Le baron prit cet air de mélancolie grave qu’amènent les douloureux souvenirs évoqués subitement.

— J’étais presque un enfant, murmura-t-il, quand je la vis partir… il me sembla que l’avenir se voilait pour moi… mon sang se glaça… Oh ! oui… Je souffris cruellement, et ce premier malheur a pesé sur toute ma vie… Je quittai l’Allemagne… la vue du château de Rothe me brisait le cœur… Voilà vingt ans que ces choses sont passées, et depuis lors je n’ai pas dormi une fois sous le toit de mon père !

Il y avait un profond accent de vérité dans ces paroles, prononcées avec lenteur et tristesse.

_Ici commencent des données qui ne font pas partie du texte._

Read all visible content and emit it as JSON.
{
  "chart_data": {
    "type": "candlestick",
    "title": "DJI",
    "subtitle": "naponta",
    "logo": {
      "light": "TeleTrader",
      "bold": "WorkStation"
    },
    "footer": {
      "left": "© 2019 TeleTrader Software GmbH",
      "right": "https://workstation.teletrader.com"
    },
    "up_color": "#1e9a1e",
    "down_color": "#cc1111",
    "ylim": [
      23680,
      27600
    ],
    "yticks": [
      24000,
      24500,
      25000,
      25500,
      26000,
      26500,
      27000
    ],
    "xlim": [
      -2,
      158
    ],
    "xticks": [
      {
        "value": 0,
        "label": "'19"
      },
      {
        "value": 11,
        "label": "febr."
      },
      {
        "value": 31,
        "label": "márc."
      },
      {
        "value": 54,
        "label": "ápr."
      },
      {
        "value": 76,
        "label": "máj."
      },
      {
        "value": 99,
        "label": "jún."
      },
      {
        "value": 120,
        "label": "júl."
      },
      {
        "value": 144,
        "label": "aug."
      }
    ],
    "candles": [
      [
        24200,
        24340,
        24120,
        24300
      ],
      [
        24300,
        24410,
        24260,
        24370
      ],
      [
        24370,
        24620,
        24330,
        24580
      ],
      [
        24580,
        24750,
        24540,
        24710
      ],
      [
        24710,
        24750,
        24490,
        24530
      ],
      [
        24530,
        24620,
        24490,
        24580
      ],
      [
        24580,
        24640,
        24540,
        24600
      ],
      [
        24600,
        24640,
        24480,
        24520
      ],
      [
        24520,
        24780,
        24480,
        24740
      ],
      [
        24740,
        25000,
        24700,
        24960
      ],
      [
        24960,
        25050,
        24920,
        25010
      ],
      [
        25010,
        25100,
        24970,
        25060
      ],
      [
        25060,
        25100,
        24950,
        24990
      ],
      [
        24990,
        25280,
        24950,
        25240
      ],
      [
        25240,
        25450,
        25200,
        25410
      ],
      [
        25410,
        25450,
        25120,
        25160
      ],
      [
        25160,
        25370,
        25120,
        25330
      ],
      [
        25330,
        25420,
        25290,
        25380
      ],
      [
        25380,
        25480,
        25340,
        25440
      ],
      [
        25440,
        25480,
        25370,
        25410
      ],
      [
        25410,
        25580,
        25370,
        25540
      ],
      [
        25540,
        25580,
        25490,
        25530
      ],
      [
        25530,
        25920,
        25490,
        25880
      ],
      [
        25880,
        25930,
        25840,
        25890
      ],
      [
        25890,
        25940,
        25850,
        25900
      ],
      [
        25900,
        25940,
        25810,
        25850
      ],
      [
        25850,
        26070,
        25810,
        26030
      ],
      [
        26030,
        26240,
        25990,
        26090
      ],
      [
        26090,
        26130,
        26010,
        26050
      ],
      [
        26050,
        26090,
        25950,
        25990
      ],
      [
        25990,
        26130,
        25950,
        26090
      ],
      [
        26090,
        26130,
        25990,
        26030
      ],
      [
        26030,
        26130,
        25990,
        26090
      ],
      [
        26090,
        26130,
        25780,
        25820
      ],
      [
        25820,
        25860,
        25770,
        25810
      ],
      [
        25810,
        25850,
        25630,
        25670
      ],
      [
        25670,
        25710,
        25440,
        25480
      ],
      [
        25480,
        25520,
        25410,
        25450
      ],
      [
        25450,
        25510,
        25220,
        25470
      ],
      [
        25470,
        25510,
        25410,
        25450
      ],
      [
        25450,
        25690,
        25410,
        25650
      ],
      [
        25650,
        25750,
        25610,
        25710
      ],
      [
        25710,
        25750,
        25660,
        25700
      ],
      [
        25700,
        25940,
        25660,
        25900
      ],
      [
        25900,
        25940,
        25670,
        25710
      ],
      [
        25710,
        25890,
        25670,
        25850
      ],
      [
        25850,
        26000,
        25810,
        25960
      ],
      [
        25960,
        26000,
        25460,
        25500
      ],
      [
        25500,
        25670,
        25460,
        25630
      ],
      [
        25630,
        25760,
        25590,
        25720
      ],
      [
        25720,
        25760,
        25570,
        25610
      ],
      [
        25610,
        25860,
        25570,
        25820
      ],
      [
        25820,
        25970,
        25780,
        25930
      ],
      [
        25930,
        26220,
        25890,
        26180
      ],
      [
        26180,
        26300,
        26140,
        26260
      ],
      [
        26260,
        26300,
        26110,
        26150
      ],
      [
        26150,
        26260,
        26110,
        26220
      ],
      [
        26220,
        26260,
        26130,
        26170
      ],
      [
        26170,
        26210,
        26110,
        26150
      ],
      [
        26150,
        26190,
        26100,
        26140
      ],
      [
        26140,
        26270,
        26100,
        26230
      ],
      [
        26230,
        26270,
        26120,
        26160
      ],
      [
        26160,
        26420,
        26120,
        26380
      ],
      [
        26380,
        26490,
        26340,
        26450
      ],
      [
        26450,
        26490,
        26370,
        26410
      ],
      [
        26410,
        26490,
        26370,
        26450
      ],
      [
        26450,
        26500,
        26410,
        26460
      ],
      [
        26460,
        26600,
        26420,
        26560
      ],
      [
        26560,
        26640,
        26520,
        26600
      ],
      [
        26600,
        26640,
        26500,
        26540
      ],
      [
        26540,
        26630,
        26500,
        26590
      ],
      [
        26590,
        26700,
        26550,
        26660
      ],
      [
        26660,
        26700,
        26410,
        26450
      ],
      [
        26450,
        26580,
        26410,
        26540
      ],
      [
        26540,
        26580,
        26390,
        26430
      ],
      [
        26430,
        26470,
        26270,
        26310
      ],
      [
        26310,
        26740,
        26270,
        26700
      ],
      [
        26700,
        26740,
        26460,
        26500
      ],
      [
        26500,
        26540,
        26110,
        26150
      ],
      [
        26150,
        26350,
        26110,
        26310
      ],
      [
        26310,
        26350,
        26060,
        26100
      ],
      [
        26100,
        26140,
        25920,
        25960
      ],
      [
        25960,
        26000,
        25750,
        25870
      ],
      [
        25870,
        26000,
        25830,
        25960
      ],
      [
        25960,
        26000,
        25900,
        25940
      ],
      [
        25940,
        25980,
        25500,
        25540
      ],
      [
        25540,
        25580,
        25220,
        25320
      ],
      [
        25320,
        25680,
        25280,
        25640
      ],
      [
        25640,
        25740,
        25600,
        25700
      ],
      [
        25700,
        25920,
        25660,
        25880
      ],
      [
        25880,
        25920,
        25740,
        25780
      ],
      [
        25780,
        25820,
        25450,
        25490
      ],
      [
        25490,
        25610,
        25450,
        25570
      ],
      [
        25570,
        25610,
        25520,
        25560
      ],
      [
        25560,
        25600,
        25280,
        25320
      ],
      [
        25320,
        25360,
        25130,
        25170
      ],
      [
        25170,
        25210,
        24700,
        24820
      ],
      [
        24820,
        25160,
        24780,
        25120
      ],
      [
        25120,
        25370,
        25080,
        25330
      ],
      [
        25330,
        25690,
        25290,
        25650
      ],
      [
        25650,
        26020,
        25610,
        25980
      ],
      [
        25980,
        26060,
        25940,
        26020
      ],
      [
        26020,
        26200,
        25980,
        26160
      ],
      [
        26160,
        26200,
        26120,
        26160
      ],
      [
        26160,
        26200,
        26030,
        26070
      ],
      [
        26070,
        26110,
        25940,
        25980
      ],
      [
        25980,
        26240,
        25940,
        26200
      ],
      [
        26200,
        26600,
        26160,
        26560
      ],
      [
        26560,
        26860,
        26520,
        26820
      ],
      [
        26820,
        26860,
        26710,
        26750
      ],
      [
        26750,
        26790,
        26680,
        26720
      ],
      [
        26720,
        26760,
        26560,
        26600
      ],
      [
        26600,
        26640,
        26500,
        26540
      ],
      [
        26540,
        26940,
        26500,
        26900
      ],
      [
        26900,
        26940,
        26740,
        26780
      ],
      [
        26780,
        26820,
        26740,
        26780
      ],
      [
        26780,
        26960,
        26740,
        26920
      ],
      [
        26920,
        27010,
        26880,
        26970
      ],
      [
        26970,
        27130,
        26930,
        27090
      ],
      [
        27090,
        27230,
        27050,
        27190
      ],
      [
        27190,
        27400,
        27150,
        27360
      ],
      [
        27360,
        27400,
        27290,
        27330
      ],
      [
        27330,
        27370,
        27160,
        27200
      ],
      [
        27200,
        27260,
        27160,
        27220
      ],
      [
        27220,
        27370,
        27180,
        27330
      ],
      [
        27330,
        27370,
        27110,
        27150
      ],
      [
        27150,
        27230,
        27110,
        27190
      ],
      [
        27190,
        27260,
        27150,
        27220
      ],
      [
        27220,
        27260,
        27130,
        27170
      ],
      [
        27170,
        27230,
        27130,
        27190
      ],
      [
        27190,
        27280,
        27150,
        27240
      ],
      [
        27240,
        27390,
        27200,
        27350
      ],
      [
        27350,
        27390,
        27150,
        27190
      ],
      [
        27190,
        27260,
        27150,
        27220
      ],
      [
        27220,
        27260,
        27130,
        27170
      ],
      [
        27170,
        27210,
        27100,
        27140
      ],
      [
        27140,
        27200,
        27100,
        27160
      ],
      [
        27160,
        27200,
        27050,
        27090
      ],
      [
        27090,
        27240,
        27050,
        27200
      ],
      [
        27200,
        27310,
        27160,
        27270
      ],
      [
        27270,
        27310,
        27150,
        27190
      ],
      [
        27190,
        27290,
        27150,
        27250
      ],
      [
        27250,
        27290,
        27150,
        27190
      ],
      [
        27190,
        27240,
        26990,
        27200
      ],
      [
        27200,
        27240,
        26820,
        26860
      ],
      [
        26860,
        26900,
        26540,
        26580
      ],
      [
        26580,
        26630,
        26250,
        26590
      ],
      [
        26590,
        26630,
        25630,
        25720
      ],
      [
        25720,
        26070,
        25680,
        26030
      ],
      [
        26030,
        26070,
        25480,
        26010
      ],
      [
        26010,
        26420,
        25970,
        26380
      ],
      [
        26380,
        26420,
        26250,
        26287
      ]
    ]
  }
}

Mira poussa un soupir, comme si son esprit eût été déchargé tout à coup d’un lourd poids d’inquiétude ; son front sinistre se dérida ; il eut presque un sourire.

— Eh bien ! monsieur le baron, dit Reinhold qui tendit pour la seconde fois sa main à Rodach avec une explosion de contentement, — voici une circonstance qui nous rapproche plus que dix années d’intimité !… Nous aussi, nous détestons tout ce qui touche à Bluthaupt, et nous avons pour cela nos raisons que vous connaissez en partie !… Mais pour en revenir à ces bâtards maudits, je suis sûr qu’ils font des projets dans leur prison.

— Beaucoup de projets, répondit Rodach.

— Qu’espèrent-ils ?…

— S’évader d’abord.

— Tous les prisonniers en sont là ! dit Abel qui s’habituait à la situation et reprenait son ton de suffisance fade ; — mais voilà douze mois bientôt qu’ils sont sous clef, et cela prouve en faveur des murailles de la prison de Francfort…

— Mais à supposer qu’ils s’évadent… reprit Reinhold.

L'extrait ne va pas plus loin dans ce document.